Mr. Margo had a varied career, performing with the Tokens and its offshoots, producing records and writing for television. But nothing had a bigger impact than the recording he was part of when he was 19: “The Lion Sleeps Tonight” became one of the most recognizable songs in American music, instantly identifiable from Jay Siegel’s opening falsetto. Mr. Margo sang baritone.

Philip Margo and some of the others in the group didn’t have a lot of confidence in the resulting recording.
“We were embarrassed by it and tried to convince Hugo and Luigi not to release it,” he said in an interview quoted in “The Billboard Book of Number 1 Hits” by Fred Bronson. “They said it would be a big record and it was going out.”
They were right. It hit No. 1 on the Billboard chart in December 1961, remained there for three weeks and became a cultural touchstone. A whole new generation was introduced to it in 1994 when a version turned up in the Disney movie “The Lion King.”
“Now that it’s current, we’re current,” Mr. Margo said at the time. “I am thrilled.”

Dave Frishberg.

Mr. Frishberg, who also played piano and sang, was an anomaly, if not an anachronism, in American popular music: an accomplished, unregenerate jazz pianist who managed to outrun the eras of rock, soul, disco, punk and hip-hop by writing hyper-literate songs that harked back to Hoagy Carmichael and Johnny Mercer, by way of Stephen Sondheim.
His songwriting wit was for grown-ups, yet he reached his widest audience with sharpshooting ditties for kids as a regular musical contributor to ABC-TV’s long-running Saturday morning animated show “Schoolhouse Rock!”
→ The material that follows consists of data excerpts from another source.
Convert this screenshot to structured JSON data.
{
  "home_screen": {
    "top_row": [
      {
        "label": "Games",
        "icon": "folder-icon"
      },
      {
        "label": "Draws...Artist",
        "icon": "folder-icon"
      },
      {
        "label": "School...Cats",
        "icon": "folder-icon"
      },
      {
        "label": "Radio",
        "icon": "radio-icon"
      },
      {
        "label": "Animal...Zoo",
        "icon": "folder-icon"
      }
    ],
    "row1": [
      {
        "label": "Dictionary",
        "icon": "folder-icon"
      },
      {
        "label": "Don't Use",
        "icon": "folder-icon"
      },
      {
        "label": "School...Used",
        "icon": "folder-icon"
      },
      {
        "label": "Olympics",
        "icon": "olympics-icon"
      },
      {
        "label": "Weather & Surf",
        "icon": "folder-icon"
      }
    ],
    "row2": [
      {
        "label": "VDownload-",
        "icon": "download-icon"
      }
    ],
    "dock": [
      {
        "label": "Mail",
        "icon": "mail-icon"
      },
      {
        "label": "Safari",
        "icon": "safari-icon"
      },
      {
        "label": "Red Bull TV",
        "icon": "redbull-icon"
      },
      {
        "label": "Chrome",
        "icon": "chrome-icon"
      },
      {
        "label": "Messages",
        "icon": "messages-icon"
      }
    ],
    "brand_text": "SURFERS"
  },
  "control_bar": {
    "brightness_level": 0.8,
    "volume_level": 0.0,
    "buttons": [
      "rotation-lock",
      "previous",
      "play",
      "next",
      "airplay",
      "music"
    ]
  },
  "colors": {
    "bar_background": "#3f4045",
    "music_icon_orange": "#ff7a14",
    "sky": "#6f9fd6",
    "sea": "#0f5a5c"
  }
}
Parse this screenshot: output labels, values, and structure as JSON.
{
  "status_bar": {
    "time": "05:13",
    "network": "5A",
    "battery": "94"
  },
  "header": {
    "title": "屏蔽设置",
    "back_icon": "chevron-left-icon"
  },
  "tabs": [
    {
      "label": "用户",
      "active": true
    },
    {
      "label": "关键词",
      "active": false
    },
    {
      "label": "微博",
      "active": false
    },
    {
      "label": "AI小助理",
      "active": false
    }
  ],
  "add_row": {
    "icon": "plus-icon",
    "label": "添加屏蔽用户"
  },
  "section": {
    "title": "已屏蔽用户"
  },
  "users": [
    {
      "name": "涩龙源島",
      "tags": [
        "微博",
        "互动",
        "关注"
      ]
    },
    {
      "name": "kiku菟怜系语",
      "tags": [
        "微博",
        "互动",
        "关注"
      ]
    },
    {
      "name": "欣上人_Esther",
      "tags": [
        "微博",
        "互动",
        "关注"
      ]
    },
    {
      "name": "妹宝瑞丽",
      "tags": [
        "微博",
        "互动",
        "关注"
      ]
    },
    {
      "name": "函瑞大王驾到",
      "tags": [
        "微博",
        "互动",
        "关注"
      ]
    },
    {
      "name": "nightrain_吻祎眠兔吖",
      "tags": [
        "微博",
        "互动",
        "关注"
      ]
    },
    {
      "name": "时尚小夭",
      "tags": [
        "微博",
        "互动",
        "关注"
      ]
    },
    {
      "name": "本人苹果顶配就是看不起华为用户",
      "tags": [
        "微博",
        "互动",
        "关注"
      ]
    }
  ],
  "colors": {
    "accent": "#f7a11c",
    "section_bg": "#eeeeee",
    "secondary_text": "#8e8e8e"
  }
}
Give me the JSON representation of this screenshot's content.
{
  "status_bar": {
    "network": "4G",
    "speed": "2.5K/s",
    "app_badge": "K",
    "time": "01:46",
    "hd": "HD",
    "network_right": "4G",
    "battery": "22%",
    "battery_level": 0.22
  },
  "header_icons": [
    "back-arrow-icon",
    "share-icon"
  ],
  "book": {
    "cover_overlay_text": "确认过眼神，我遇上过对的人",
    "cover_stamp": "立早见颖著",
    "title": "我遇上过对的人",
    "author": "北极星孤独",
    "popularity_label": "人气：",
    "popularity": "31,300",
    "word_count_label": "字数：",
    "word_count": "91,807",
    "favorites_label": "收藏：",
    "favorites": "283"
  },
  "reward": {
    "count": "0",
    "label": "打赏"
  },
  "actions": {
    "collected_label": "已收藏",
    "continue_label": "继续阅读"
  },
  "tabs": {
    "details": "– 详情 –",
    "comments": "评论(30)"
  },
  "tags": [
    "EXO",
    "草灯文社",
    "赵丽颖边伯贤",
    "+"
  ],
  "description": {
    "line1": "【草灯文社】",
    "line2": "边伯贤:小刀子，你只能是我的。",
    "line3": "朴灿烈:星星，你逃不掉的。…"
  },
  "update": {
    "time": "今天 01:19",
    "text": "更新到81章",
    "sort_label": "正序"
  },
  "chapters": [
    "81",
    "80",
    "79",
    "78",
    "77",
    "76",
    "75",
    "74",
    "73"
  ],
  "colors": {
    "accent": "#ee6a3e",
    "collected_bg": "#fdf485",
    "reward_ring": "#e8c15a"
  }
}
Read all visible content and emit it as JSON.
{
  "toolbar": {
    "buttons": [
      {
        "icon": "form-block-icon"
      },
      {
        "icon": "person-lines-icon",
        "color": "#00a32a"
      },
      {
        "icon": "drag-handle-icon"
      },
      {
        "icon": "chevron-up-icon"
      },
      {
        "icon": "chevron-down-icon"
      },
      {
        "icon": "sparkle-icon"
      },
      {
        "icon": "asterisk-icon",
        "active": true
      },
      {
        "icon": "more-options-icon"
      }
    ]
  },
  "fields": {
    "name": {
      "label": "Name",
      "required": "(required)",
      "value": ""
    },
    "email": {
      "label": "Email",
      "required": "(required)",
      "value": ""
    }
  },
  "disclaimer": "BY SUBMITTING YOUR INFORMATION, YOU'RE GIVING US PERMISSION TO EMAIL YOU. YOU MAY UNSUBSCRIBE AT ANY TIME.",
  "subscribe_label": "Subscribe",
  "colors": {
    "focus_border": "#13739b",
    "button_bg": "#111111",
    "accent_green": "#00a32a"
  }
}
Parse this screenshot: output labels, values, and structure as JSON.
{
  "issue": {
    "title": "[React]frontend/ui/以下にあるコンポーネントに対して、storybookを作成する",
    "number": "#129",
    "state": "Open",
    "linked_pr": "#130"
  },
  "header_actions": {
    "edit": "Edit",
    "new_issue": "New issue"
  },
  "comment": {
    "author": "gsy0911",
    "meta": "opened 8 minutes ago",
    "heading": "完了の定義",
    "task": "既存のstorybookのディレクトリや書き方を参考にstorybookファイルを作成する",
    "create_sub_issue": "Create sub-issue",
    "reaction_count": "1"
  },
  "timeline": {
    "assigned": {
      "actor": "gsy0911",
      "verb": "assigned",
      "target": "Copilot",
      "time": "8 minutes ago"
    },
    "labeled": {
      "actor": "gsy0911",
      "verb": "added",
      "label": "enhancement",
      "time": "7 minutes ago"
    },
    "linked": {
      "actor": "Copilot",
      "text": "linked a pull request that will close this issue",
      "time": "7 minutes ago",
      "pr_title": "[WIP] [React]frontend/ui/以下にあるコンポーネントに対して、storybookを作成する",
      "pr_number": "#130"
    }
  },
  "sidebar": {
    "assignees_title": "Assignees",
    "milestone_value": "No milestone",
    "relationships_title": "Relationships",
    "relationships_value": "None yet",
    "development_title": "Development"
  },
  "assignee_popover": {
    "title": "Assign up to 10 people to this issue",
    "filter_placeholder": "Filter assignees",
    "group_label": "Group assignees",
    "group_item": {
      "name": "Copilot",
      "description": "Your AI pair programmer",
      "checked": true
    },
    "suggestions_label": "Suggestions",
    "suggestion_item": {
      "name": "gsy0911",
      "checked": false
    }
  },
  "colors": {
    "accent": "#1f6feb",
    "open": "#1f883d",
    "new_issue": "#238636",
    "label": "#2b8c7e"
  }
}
Among his credits: “I’m Just a Bill”.

Lawrence sent over an obit from Slam Wrestling for Joe Cornelius. In addition to his wrestling work, he helped with fight coordinating on “The Avengers” and also made some uncredited movie appearances. Perhaps his best known work was as the titular character in “Trog”.

Heath Freeman. He had some roles on “Bones” and “NCIS”. According to THR, he was only 41.